Les textes hermétiques sont souvent présentés comme les écrits que Tat a consignés après réception, rejoignant la tradition des livres de Thot, censés contenir sous forme écrite et dissimulée toute la sagesse divine.

Si Hermès Trismégiste est la synthèse accomplie d'Hermès et de Thot, Tat représente Thot avant cette synthèse, la sagesse égyptienne en attente de son unification avec la pensée grecque.


Leur dialogue devient alors le récit de la genèse du syncrétisme lui-même.

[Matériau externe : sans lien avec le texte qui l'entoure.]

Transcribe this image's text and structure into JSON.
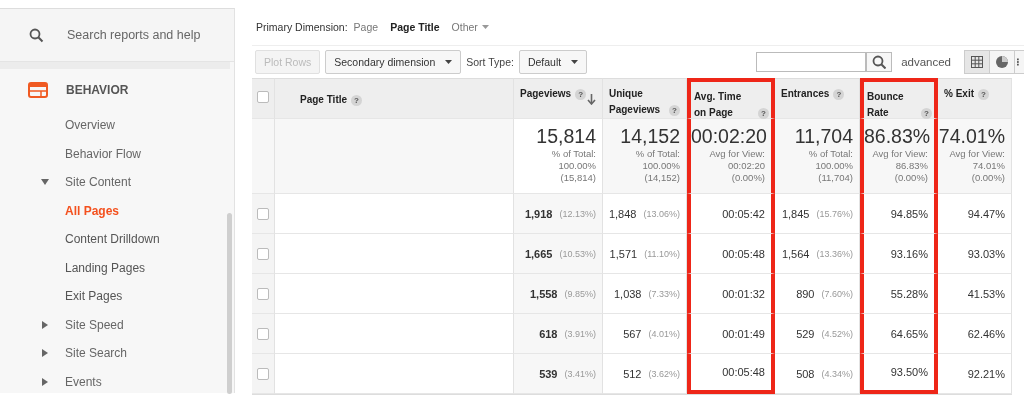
{
  "sidebar": {
    "search": {
      "placeholder": "Search reports and help"
    },
    "section": {
      "label": "BEHAVIOR",
      "children": [
        {
          "label": "Overview",
          "selected": false
        },
        {
          "label": "Behavior Flow",
          "selected": false
        },
        {
          "label": "Site Content",
          "selected": false,
          "expanded": true,
          "children": [
            {
              "label": "All Pages",
              "selected": true
            },
            {
              "label": "Content Drilldown",
              "selected": false
            },
            {
              "label": "Landing Pages",
              "selected": false
            },
            {
              "label": "Exit Pages",
              "selected": false
            }
          ]
        },
        {
          "label": "Site Speed",
          "selected": false,
          "expanded": false
        },
        {
          "label": "Site Search",
          "selected": false,
          "expanded": false
        },
        {
          "label": "Events",
          "selected": false,
          "expanded": false
        }
      ]
    }
  },
  "primary_dimension": {
    "label": "Primary Dimension:",
    "options": [
      {
        "label": "Page",
        "selected": false,
        "dropdown": false
      },
      {
        "label": "Page Title",
        "selected": true,
        "dropdown": false
      },
      {
        "label": "Other",
        "selected": false,
        "dropdown": true
      }
    ]
  },
  "toolbar": {
    "plot_rows": {
      "label": "Plot Rows",
      "disabled": true
    },
    "secondary_dimension": {
      "label": "Secondary dimension"
    },
    "sort_type_label": "Sort Type:",
    "sort_type": {
      "value": "Default"
    },
    "filter": {
      "focused": false
    },
    "advanced": "advanced",
    "views": [
      {
        "kind": "grid",
        "selected": true
      },
      {
        "kind": "pie",
        "selected": false
      },
      {
        "kind": "list",
        "selected": false
      }
    ]
  },
  "table": {
    "select_all": {
      "checked": false
    },
    "columns": [
      {
        "label": "Page Title",
        "help": "?",
        "sorted": false,
        "highlighted": false
      },
      {
        "label": "Pageviews",
        "help": "?",
        "sorted": true,
        "highlighted": false
      },
      {
        "label": "Unique Pageviews",
        "help": "?",
        "sorted": false,
        "highlighted": false
      },
      {
        "label": "Avg. Time on Page",
        "help": "?",
        "sorted": false,
        "highlighted": true
      },
      {
        "label": "Entrances",
        "help": "?",
        "sorted": false,
        "highlighted": false
      },
      {
        "label": "Bounce Rate",
        "help": "?",
        "sorted": false,
        "highlighted": true
      },
      {
        "label": "% Exit",
        "help": "?",
        "sorted": false,
        "highlighted": false
      }
    ],
    "totals": [
      {
        "value": "15,814",
        "lines": [
          "% of Total:",
          "100.00%",
          "(15,814)"
        ]
      },
      {
        "value": "14,152",
        "lines": [
          "% of Total:",
          "100.00%",
          "(14,152)"
        ]
      },
      {
        "value": "00:02:20",
        "lines": [
          "Avg for View:",
          "00:02:20",
          "(0.00%)"
        ]
      },
      {
        "value": "11,704",
        "lines": [
          "% of Total:",
          "100.00%",
          "(11,704)"
        ]
      },
      {
        "value": "86.83%",
        "lines": [
          "Avg for View:",
          "86.83%",
          "(0.00%)"
        ]
      },
      {
        "value": "74.01%",
        "lines": [
          "Avg for View:",
          "74.01%",
          "(0.00%)"
        ]
      }
    ],
    "rows": [
      {
        "checked": false,
        "cells": [
          {},
          {
            "value": "1,918",
            "share": "(12.13%)"
          },
          {
            "value": "1,848",
            "share": "(13.06%)"
          },
          {
            "value": "00:05:42"
          },
          {
            "value": "1,845",
            "share": "(15.76%)"
          },
          {
            "value": "94.85%"
          },
          {
            "value": "94.47%"
          }
        ]
      },
      {
        "checked": false,
        "cells": [
          {},
          {
            "value": "1,665",
            "share": "(10.53%)"
          },
          {
            "value": "1,571",
            "share": "(11.10%)"
          },
          {
            "value": "00:05:48"
          },
          {
            "value": "1,564",
            "share": "(13.36%)"
          },
          {
            "value": "93.16%"
          },
          {
            "value": "93.03%"
          }
        ]
      },
      {
        "checked": false,
        "cells": [
          {},
          {
            "value": "1,558",
            "share": "(9.85%)"
          },
          {
            "value": "1,038",
            "share": "(7.33%)"
          },
          {
            "value": "00:01:32"
          },
          {
            "value": "890",
            "share": "(7.60%)"
          },
          {
            "value": "55.28%"
          },
          {
            "value": "41.53%"
          }
        ]
      },
      {
        "checked": false,
        "cells": [
          {},
          {
            "value": "618",
            "share": "(3.91%)"
          },
          {
            "value": "567",
            "share": "(4.01%)"
          },
          {
            "value": "00:01:49"
          },
          {
            "value": "529",
            "share": "(4.52%)"
          },
          {
            "value": "64.65%"
          },
          {
            "value": "62.46%"
          }
        ]
      },
      {
        "checked": false,
        "cells": [
          {},
          {
            "value": "539",
            "share": "(3.41%)"
          },
          {
            "value": "512",
            "share": "(3.62%)"
          },
          {
            "value": "00:05:48"
          },
          {
            "value": "508",
            "share": "(4.34%)"
          },
          {
            "value": "93.50%"
          },
          {
            "value": "92.21%"
          }
        ]
      }
    ]
  }
}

La palingénésie de Tat dans le Corpus XIII dépasse la transformation d'un disciple : une tradition entière y accède à sa propre plénitude.


Hermès Trismégiste n'a peut-être jamais existé comme individu historique. Cette incertitude est insoluble, et elle importe peu finalement.

Le Corpus Hermeticum pose une question que la philosophie académique peine à tenir fermement : connaître et être sont-ils, au niveau ultime, un seul et même acte ?

Le Corpus XIII ne répond pas. Il met la question en scène, à travers le corps et le souffle de Tat.